No sabía qué demonios había pasado.
No entendía por qué.
Pero la forma en que ella se encogió junto al auto, temblando, tapándose los oídos, como si el mundo entero la estuviera aplastando…
esa imagen me seguía como un puto eco en la cabeza.
No era como los demás.
No era una chica frágil, no en el sentido estúpido que la gente suele pensar. No lloraba porque sí, no parecía buscar atención.
Era otra cosa.
Algo más profundo. Más real.
Y me molestaba no entenderlo.
Me molestaba que me importara.
Apoyé la espalda contra la pared del taller, observándola mientras intentaba recomponerse. Vi cómo contaba algo en silencio, con los dedos apenas moviéndose. Vi cómo cerraba los ojos, apretaba los puños, como si peleara contra algo invisible.
No era normal, pero tampoco era algo roto.
Era algo que nadie más aquí parecía ver.
Cruzaba los brazos sobre el pecho cuando uno de los mecánicos encendió otro maldito motor. El rugido me hizo fruncir el ceño. Ella se estremeció de nuevo, aunque no dijo una palabra.
Lo vi, lo sentí.
Ese ruido la partía.
No sabía si era miedo. Trauma, tal vez.
No sabía si era odio puro al ruido.
No sabía nada.
Y no era asunto mío.
Pero igual me moví.
Caminé por el taller, mirando entre las zonas de reparación, los depósitos, los rincones que nadie usaba.
Pasé junto a la vieja zona de repuestos olvidados, un lugar que casi nadie tocaba porque el techo goteaba cuando llovía y las lámparas parpadeaban.
Pero estaba lejos del ruido principal.
Más frío, más tranquilo.
Perfecto.
Me acerqué a uno de los jefes del equipo, sin perder tiempo.
—Voy a necesitar la zona este —dije.
El tipo me miró como si me hubiera vuelto loco.
—¿La zona abandonada? ¿Para qué, Lex?
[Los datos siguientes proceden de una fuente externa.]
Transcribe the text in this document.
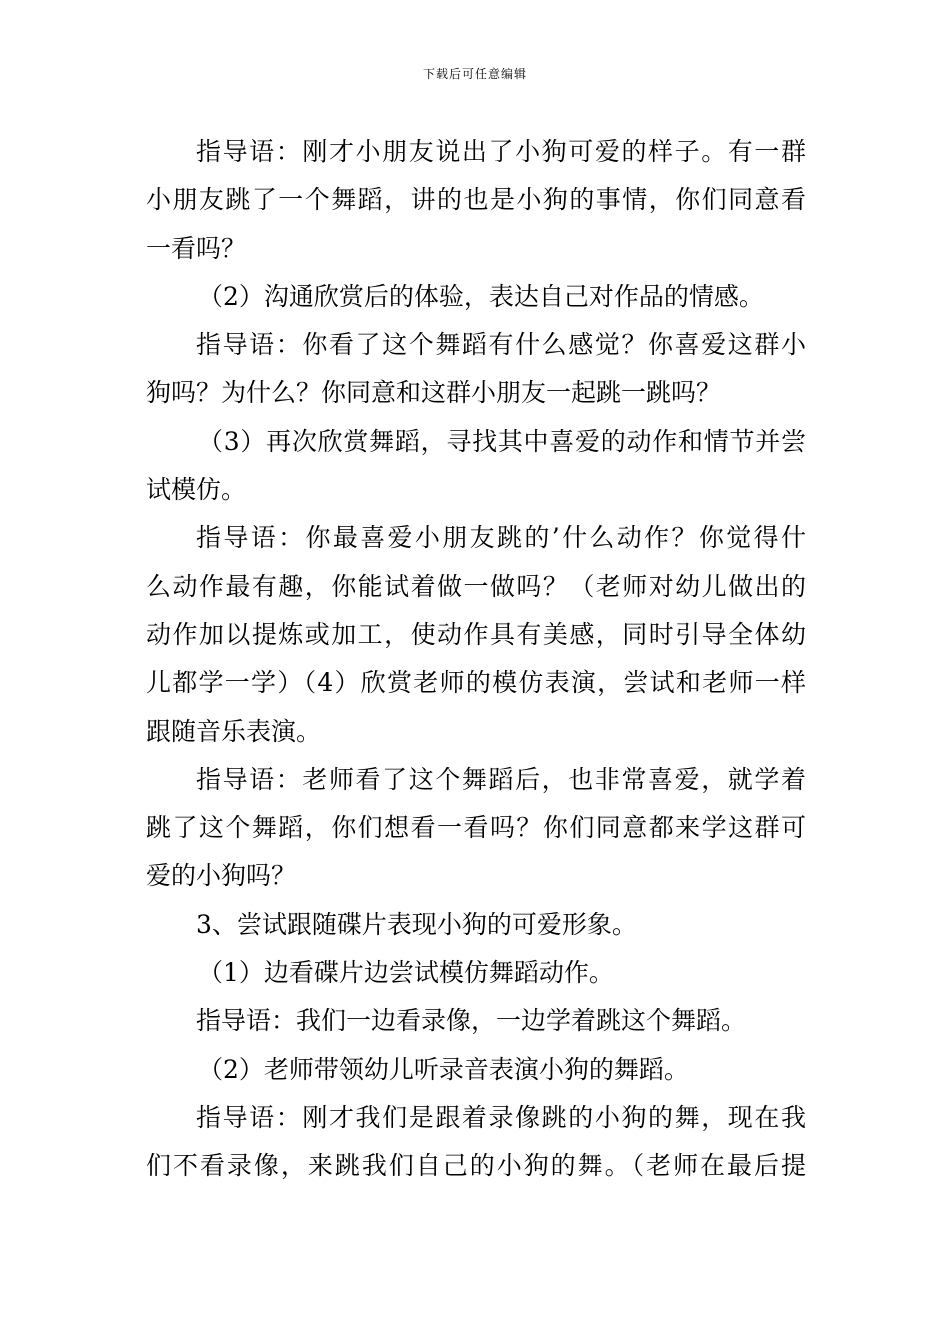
下载后可任意编辑
指导语：刚才小朋友说出了小狗可爱的样子。有一群
小朋友跳了一个舞蹈，讲的也是小狗的事情，你们同意看
一看吗？
（2）沟通欣赏后的体验，表达自己对作品的情感。
指导语：你看了这个舞蹈有什么感觉？你喜爱这群小
狗吗？为什么？你同意和这群小朋友一起跳一跳吗？
（3）再次欣赏舞蹈，寻找其中喜爱的动作和情节并尝
试模仿。
指导语：你最喜爱小朋友跳的’什么动作？你觉得什
么动作最有趣，你能试着做一做吗？（老师对幼儿做出的
动作加以提炼或加工，使动作具有美感，同时引导全体幼
儿都学一学）（4）欣赏老师的模仿表演，尝试和老师一样
跟随音乐表演。
指导语：老师看了这个舞蹈后，也非常喜爱，就学着
跳了这个舞蹈，你们想看一看吗？你们同意都来学这群可
爱的小狗吗？
3、尝试跟随碟片表现小狗的可爱形象。
（1）边看碟片边尝试模仿舞蹈动作。
指导语：我们一边看录像，一边学着跳这个舞蹈。
（2）老师带领幼儿听录音表演小狗的舞蹈。
指导语：刚才我们是跟着录像跳的小狗的舞，现在我
们不看录像，来跳我们自己的小狗的舞。（老师在最后提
Ahí no entra nadie...
Lo miré. Directo.
No lo expliqué.
Solo esperé.
Al final, el tipo soltó un bufido y levantó las manos.
—Haz lo que quieras, hermano. —Y se alejó, murmurando algo sobre mis rarezas.
No me importó.
Volví hacia ella.
Cat seguía allí, más tranquila, pero su cuerpo todavía tenso.
Tomé una respiración que no necesitaba y caminé hasta su lado.
No soy bueno para hablar.
Nunca lo he sido.
Así que me detuve frente a ella y señalé hacia el fondo del taller, donde apenas se oía nada.
—Hay un lugar allá.
Mi voz sonó más brusca de lo que pretendía.
Ella levantó la cabeza, sus ojos enormes, como si no supiera si debía confiar en mí.
No la culpaba.
—Es más tranquilo —agregué, encogiéndome de hombros como si no importara—. Podrías… trabajar allí, si quieres.
Sus dedos jugaron con la manga de su camiseta, arrugándola, como si procesara mis palabras lentamente.
Y luego, asintió.
Solo una vez. Pequeño. Preciso.
No sonreí.
No dije más.
No era necesario.
Solo la acompañé en silencio, caminando unos pasos detrás, asegurándome de que no tropezara con nada ni nadie, asegurándome de que, por una vez, tuviera algo que aquí era un maldito lujo:
Paz.
Cuando llegó al rincón apartado, vi su rostro relajarse un poco.
Sus hombros bajaron, su respiración se volvió más lenta.
Y maldición, esa pequeña cosa —esa ridícula, estúpida cosa— me hizo sentir como si hubiera ganado una carrera más importante que cualquier otra.
Me apoyé contra una de las columnas oxidadas, cruzando los brazos, fingiendo que no la miraba.
Ella sacó su pincel, sus pinturas, y comenzó a trabajar de nuevo.
No dijo gracias.
Yo no lo esperaba.
Porque lo que había hecho no era un favor.
Era simplemente… necesario.
No entendía por qué.
Y no quería pensarlo demasiado.
Solo sabía que, por alguna razón, su calma era lo único que empezaba a importar en este maldito mundo ruidoso y podrido.
Y eso, me jodía más de lo que estaba dispuesto a admitir.